Got the lathe situated, and once I get back after the weekend, will begin the tedious 'alignment' phase. Anyone have a clue as to how we're supposed to level a lathe with a single row of four bolts supporting it? I guess you'd want to shim to either side of the feet of the casting, but that seems like you'd be putting a lot of pressure (once bolted up) on a small area of not too sturdy material. The stand itself seems flexible enough that shimming it's four corners wouldn't get you very far.
Beneath the stand feet I placed two sections of rubber horse-stall matt, and had enough left for an anti-fatigue matt and padded grippy surface for the top of the head stock. Power cord is chewed up, but no conductors exposed, so it powered up just find and turns how you'd expect. One wrinkle that's weird is the on switch has a position for milling...with the Sieg milling attachment that bolts onto the back of the bed. The machine is definitely of Sieg origin, licensed or otherwise. The speed readout is not very good, but it's at least both very small and very simple; the spindle is drilled for a pressed-in magnet, and a very cheap Hall effect sensor detects it. The readout updates once a second or so, but varies 50-90rpm as the machine idles (seemingly smoothly) when first turned on. Upon pressing the speed up/down buttons, the delay is in the multiple seconds, and along with the aforementioned inaccuracy, makes it hard to tell if the lathe is actually responding. It doesn't help that the motor and gearbox are practically silent, lol. The shaft magnet is probably fine, and the sensor likely becomes more accurate as the magnet moves faster, and the whole sensor/display unit is about the size of a pack of ciggies and bolted to the casting. If any component should become broken or too irritating, it would be simple enough to rig up a cheap ebay RPM sensor of better quality.

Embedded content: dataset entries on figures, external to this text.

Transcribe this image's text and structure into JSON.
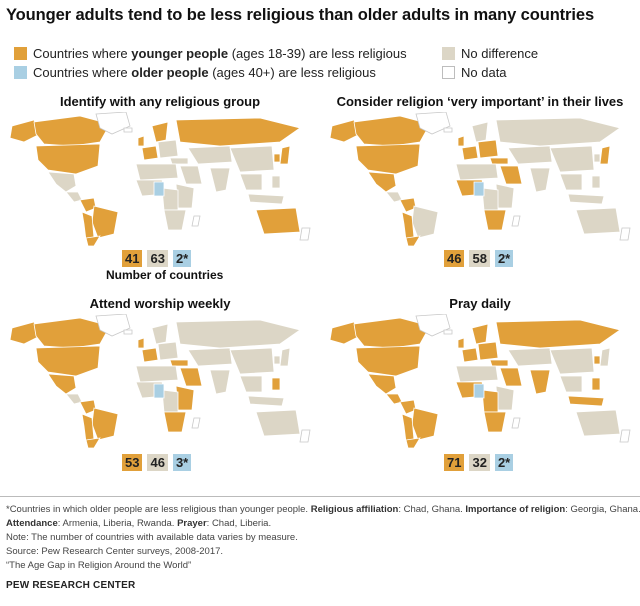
{
  "title": "Younger adults tend to be less religious than older adults in many countries",
  "legend": {
    "younger_prefix": "Countries where ",
    "younger_bold": "younger people",
    "younger_suffix": " (ages 18-39) are less religious",
    "older_prefix": "Countries where ",
    "older_bold": "older people",
    "older_suffix": " (ages 40+) are less religious",
    "no_difference": "No difference",
    "no_data": "No data"
  },
  "colors": {
    "younger": "#e1a03a",
    "no_difference": "#dcd6c6",
    "older": "#a9cfe3",
    "no_data": "#ffffff"
  },
  "panels": [
    {
      "title": "Identify with any religious group",
      "younger": "41",
      "no_difference": "63",
      "older": "2*"
    },
    {
      "title": "Consider religion ‘very important’ in their lives",
      "younger": "46",
      "no_difference": "58",
      "older": "2*"
    },
    {
      "title": "Attend worship weekly",
      "younger": "53",
      "no_difference": "46",
      "older": "3*"
    },
    {
      "title": "Pray daily",
      "younger": "71",
      "no_difference": "32",
      "older": "2*"
    }
  ],
  "counts_label": "Number of countries",
  "notes": {
    "line1_a": "*Countries in which older people are less religious than younger people. ",
    "line1_b": "Religious affiliation",
    "line1_c": ": Chad, Ghana. ",
    "line1_d": "Importance of religion",
    "line1_e": ": Georgia, Ghana.",
    "line2_a": "Attendance",
    "line2_b": ": Armenia, Liberia, Rwanda. ",
    "line2_c": "Prayer",
    "line2_d": ": Chad, Liberia.",
    "line3": "Note: The number of countries with available data varies by measure.",
    "line4": "Source: Pew Research Center surveys, 2008-2017.",
    "line5": "“The Age Gap in Religion Around the World”"
  },
  "footer": "PEW RESEARCH CENTER"
}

I'm still taking stock of what all I'm missing; I don't think it's too much stuff, and not anything super important (worst is one of the extra 3 jaw jaws is missing). The QCTP I ordered as well as the thread dials are not shipping with these machines, they are coming later, apparently. Bit of a let down there, but I will be plenty entertained running old HSS stubs out of the turret post while I learn. Machine was quite dirty, which may be due to the damaged crate, although the machine was wrapped in plastic. No grit anywhere as best I can tell, which is the important part, though.
"Mine didn't have any Styrofoam blocks in the crate."
That's not Styrofoam hanging out the end, that's the headstock door... hanging on by a thread, too, as every single #10 screw holding the various parts of the headstock panels together had nearly shaken themselves free of the machine. I honestly can't explain that, other than the palletizing arrangement must not have isolated the machine from vibration very well. Incidentally, I will soon be modifying the door. In order to swing it open, its rear corner sticks a good three inches past the splash guard, and since I don't have that much room to spare (1 car garage with large coupe) I will cut the corner down into a 45degree angle so I can open the door enough to reach the change gear without hitting the wall.